Payers are being told they need to alter the way they reimburse providers and healthcare providers are being told they need to change the way they deliver their services. One way to help bridge the divide is for payers to develop effective strategies and programs to deliver value-based reimbursement programs.
On June 21 at AHIP Institute 2012 in Salt Lake City, attendees heard firsthand about the second half of that summary. In "Driving Value: Practical Advice for Successful Value-Based Reimbursement Strategies," Jim Evans, vice president of payment management and analytics for McKesson Health Solutions, and Doug Emery, program implementation leader for the Healthcare Incentives Improvement Institute, shared their views of how payers can best make their way to the new world of value-based reimbursement.
According to Nicole Nye, McKesson's assistant vice president of product marketing, there's "a lot of buzz about value-based reimbursement, but it's going to take a lot of change, a lot of testing of new reimbursement and new care delivery models."
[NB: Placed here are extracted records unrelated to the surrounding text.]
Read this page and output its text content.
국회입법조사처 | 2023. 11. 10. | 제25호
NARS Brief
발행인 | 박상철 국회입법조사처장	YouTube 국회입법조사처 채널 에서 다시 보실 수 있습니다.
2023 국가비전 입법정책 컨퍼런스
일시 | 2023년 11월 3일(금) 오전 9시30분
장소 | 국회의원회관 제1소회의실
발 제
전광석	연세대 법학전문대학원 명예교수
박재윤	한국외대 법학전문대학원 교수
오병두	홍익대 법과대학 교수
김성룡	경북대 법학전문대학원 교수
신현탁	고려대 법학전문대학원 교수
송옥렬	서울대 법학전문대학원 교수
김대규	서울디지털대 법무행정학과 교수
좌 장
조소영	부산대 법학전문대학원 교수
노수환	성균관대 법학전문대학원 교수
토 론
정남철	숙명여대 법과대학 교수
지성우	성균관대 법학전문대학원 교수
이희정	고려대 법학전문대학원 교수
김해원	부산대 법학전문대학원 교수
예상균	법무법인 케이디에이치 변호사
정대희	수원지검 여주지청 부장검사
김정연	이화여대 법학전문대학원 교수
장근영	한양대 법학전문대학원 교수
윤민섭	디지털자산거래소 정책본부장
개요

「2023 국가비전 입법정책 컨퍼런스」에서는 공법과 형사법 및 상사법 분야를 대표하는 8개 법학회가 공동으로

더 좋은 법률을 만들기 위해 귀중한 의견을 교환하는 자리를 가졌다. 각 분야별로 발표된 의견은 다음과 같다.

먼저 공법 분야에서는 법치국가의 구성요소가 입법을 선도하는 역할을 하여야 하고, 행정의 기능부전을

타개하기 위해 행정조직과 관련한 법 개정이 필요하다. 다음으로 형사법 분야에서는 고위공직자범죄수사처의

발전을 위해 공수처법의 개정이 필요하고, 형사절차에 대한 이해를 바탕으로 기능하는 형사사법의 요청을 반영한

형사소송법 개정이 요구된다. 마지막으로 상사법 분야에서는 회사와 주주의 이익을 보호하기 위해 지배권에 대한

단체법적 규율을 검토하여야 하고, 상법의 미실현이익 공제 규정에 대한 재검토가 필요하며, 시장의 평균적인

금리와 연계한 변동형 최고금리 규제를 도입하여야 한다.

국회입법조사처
She noted that "the whole industry is entrenched in fee-for-service, and there are things that need to be fixed today in order to allow new models to work."
As Nye sees it, the "four buckets" to which payers will need to pay attention as they transition to value-based systems include (1) the design of reimbursement models; (2) the ability to analyze provider networks in order to align benefits with reimbursement; (3) the capacity of members to understand the new configurations; and (4) the development of contracts between providers and payers that can be effectively coded into the payment system.
Nye said most of the technologies and processes exist today and are used primarily to reduce administration costs, but payers are also interested in automating even more of what they're doing today.
As for the future, Nye believes the "rate of adoption [of new systems] is going to be much faster than what we've seen in the past. Industry needs to change and it knows it."
She added that the cost increases currently impacting the industry are unsustainable, and pilot projects sponsored by the Centers for Medicare & Medicaid Services have been imitated in short order by commercial health plans.
And, yes, she concluded, healthcare delivery model changes and reimbursement model changes will indeed go hand in hand.